The weightings will be saved in <folder>/weights.short; this contains only predictors with non-zero weightings (as predictors with zero weighting can be ignored). A more detailed version will be saved in <folder>/weights.all; for each predictor, this reports the weighting, the number of neighbours (how many predictors were within the window), the tagging (the sum of squared-correlations with predictors within the window), the information score of the predictor and a "check" (the total tagging of the predictor after weighting; if the weightings are accurate, this value should match the information score).
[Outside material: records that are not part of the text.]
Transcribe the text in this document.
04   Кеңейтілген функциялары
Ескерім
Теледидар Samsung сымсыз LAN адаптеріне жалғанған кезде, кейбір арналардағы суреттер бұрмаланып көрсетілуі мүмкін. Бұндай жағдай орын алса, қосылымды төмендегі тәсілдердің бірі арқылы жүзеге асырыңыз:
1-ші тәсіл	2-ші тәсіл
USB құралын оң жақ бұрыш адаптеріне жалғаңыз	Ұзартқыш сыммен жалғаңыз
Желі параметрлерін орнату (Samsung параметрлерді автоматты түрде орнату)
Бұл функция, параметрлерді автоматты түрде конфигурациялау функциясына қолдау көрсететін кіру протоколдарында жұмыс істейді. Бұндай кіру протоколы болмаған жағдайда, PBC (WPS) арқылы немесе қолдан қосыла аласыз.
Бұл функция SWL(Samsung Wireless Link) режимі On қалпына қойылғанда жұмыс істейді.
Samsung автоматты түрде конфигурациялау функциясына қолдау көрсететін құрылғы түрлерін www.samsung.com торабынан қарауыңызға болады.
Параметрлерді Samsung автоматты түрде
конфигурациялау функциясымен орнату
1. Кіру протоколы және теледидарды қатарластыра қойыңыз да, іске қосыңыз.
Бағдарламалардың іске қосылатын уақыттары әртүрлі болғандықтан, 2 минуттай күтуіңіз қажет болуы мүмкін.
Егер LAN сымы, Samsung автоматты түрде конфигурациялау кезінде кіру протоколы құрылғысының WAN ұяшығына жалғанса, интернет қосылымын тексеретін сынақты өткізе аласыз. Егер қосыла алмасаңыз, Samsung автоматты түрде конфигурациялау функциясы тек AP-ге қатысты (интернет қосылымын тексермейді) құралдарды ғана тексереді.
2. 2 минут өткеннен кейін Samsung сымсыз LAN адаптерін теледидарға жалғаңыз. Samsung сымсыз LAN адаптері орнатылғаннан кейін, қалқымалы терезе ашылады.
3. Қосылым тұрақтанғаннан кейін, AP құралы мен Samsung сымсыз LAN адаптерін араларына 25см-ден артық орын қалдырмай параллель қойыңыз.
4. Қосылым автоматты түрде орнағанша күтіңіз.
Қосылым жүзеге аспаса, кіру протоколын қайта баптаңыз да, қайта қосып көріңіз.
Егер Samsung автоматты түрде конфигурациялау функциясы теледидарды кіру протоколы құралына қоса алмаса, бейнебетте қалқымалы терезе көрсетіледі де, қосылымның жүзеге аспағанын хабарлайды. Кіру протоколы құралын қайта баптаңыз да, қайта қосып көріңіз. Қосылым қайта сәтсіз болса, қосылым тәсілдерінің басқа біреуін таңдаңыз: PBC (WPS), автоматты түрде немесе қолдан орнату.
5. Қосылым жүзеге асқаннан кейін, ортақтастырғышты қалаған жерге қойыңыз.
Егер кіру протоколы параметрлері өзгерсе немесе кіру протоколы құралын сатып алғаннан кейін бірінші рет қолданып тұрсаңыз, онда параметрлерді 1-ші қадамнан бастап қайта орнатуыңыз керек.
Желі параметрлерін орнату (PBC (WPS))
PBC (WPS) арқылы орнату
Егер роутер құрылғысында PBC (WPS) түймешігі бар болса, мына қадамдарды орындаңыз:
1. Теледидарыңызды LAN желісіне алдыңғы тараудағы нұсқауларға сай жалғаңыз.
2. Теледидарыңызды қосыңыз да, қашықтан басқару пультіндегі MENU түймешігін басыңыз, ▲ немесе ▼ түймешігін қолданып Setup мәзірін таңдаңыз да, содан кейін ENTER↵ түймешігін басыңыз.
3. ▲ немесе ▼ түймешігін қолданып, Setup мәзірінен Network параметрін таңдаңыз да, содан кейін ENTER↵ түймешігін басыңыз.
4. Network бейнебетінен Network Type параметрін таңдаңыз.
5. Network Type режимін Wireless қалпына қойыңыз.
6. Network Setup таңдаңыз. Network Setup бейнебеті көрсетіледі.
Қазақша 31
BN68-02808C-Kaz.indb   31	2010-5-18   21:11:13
An easy way to parallelise Steps 1 & 2 is by using the option --chr <integer> to calculate weightings for each chromosome separately, then merging weights across chromosomes. Alternatively, instead of --calc-weights-all <folder> you can run --calc-weights <folder> adding --section <integer> (you should run this for each section in turn), then --join-weights <folder> (run this once at the end). In both cases, the final weightings will be identical to those constructed using the instructions above. See the example below for further details.
_ _ _ _ _ _ _ _ _ _ _ _ _ _ _ _ _ _ _ _ _ _ _ _ _ _ _ _ _ _ _ _ _ _ _ _ _ _ _ _ _ _ _ _ _ _ _ _

Example:

Here we use the binary PLINK files human.bed, human.bim and human.fam from the Test Datasets.
_ _ _ _ _ _ _ _ _ _ _ _ _ _ _ _ _ _ _ _ _ _ _ _

Step 1:

We cut the genome into sections

./ldak.out --cut-weights sections --bfile human

This produces a number of files, including sections/thin.in, a list of the 3159 predictors which remained after pruning for duplicates, and sections/weights.details, which contains details of the four sections.
_ _ _ _ _ _ _ _ _ _ _ _ _ _ _ _ _ _ _ _ _ _ _ _

Step 2.

We calculate weights for each section, then join these

./ldak.out --calc-weights-all sections --bfile human

The final weightings are saved in sections/weights.short.
_ _ _ _ _ _ _ _ _ _ _ _ _ _ _ _ _ _ _ _ _ _ _ _

The easy way to parallelise the above steps is by running

for j in {21..22}; do
./ldak.out --cut-weights sections$j --bfile human --chr $j
./ldak.out --calc-weights-all sections$j --bfile human --chr $j
done
cat sections{21..22}/weights.short > weights.short

Note that here we loop from 21 to 22, because our example dataset contains only these two chromosomes; usually you would have to loop from 1 to 22. Alternatively, you can run

./ldak.out --cut-weights sections --bfile human
for j in {1..4}; do
./ldak.out --calc-weights sections --bfile human --section $j

done
./ldak.out --join-weights sections --bfile human

Here we loop from 1 to 4 because we have four sections.